According to Jerome Corsi when the dollar collapses, as it inevitably will under this unsustainable system of debt-based money, international transactions will instead come to rely on digital gold as a private, bank-managed currency (WorldNetDaily 2009). Unlike fiat money, digital gold currency is directly based off the value of precious metals such as gold and silver, with gold being the most popular. Thus it cannot be devalued by oversupply as there is a fixed amount of these commodities available in the world. This is because they are rare to find, but not only that explains their value as gold is used in many different materials and electronics so that it's value will never diminish.
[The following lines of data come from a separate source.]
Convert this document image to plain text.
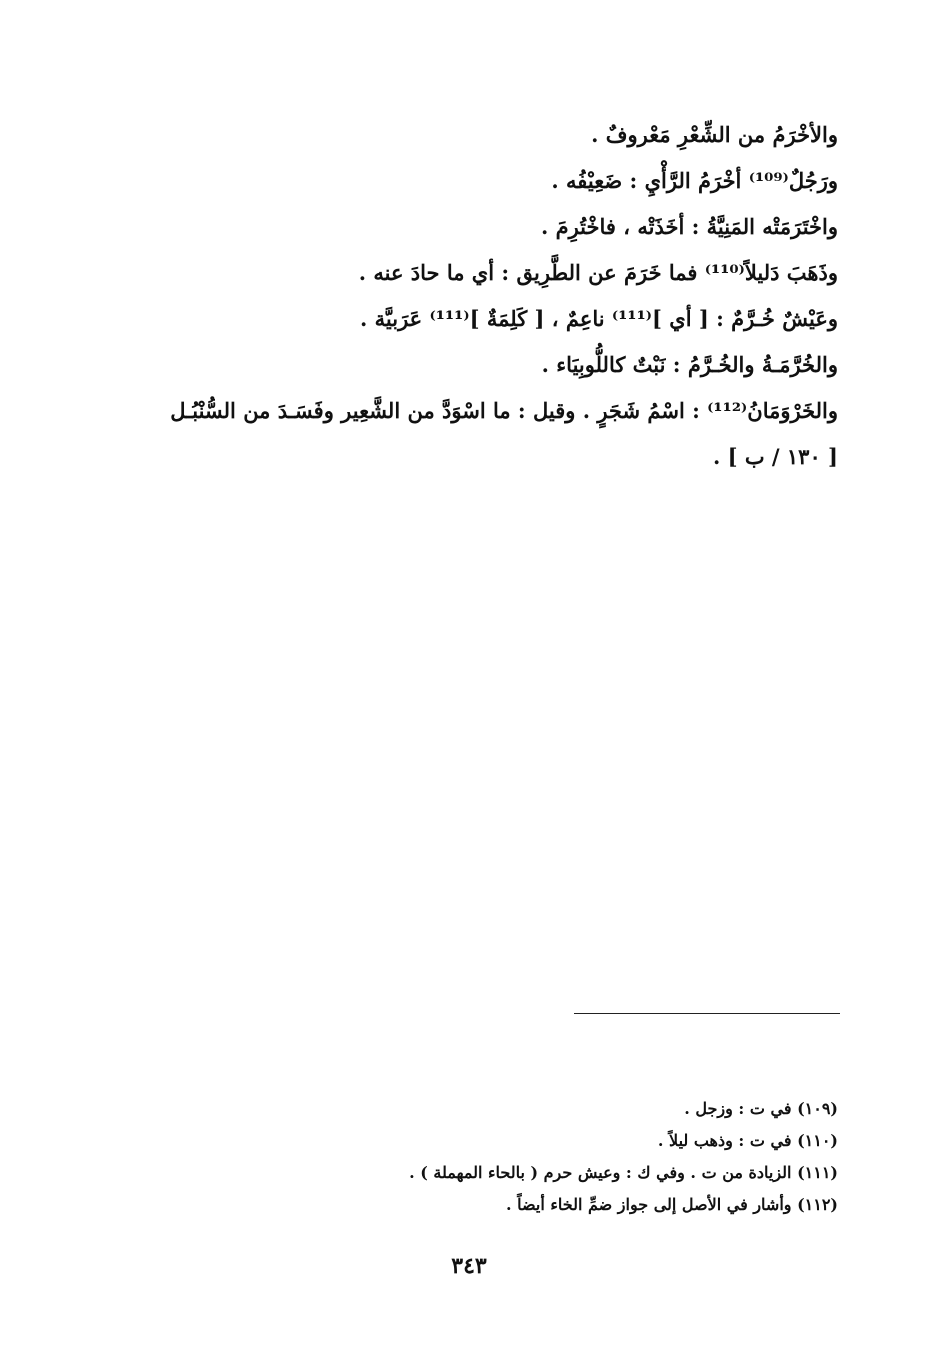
والأخْرَمُ من الشِّعْرِ مَعْروفٌ .
ورَجُلٌ⁽¹⁰⁹⁾ أخْرَمُ الرَّأْيِ : ضَعِيْفُه .
واخْتَرَمَتْه المَنِيَّةُ : أخَذَتْه ، فاخْتُرِمَ .
وذَهَبَ دَليلاً⁽¹¹⁰⁾ فما خَرَمَ عن الطَّرِيق : أي ما حادَ عنه .
وعَيْشٌ خُـرَّمٌ : [ أي ]⁽¹¹¹⁾ ناعِمٌ ، [ كَلِمَةٌ ]⁽¹¹¹⁾ عَرَبيَّة .
والخُرَّمَـةُ والخُـرَّمُ : نَبْتٌ كاللُّوبِيَاء .
والخَرْوَمَانُ⁽¹¹²⁾ : اسْمُ شَجَرٍ . وقيل : ما اسْوَدَّ من الشَّعِير وفَسَـدَ من السُّنْبُـل
[ ١٣٠ / ب ] .
(١٠٩) في ت : وزجل .
(١١٠) في ت : وذهب ليلاً .
(١١١) الزيادة من ت . وفي ك : وعيش حرم ( بالحاء المهملة ) .
(١١٢) وأشار في الأصل إلى جواز ضمِّ الخاء أيضاً .
٣٤٣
Historically, gold prices are quite stable (until recently when they exploded upward as a result of the abandoning of the gold standard) and are often a good investment in periods of hyperinflation. The price of gold tends to rise during recessions, as shown recently when it hit 1000 USD/Oz, which is an historical high (Kitco n.d.). It can also co-exist fine along with fiat money, as it can be exchanged according to the current price through digital gold currency exchangers (Murphy 2005).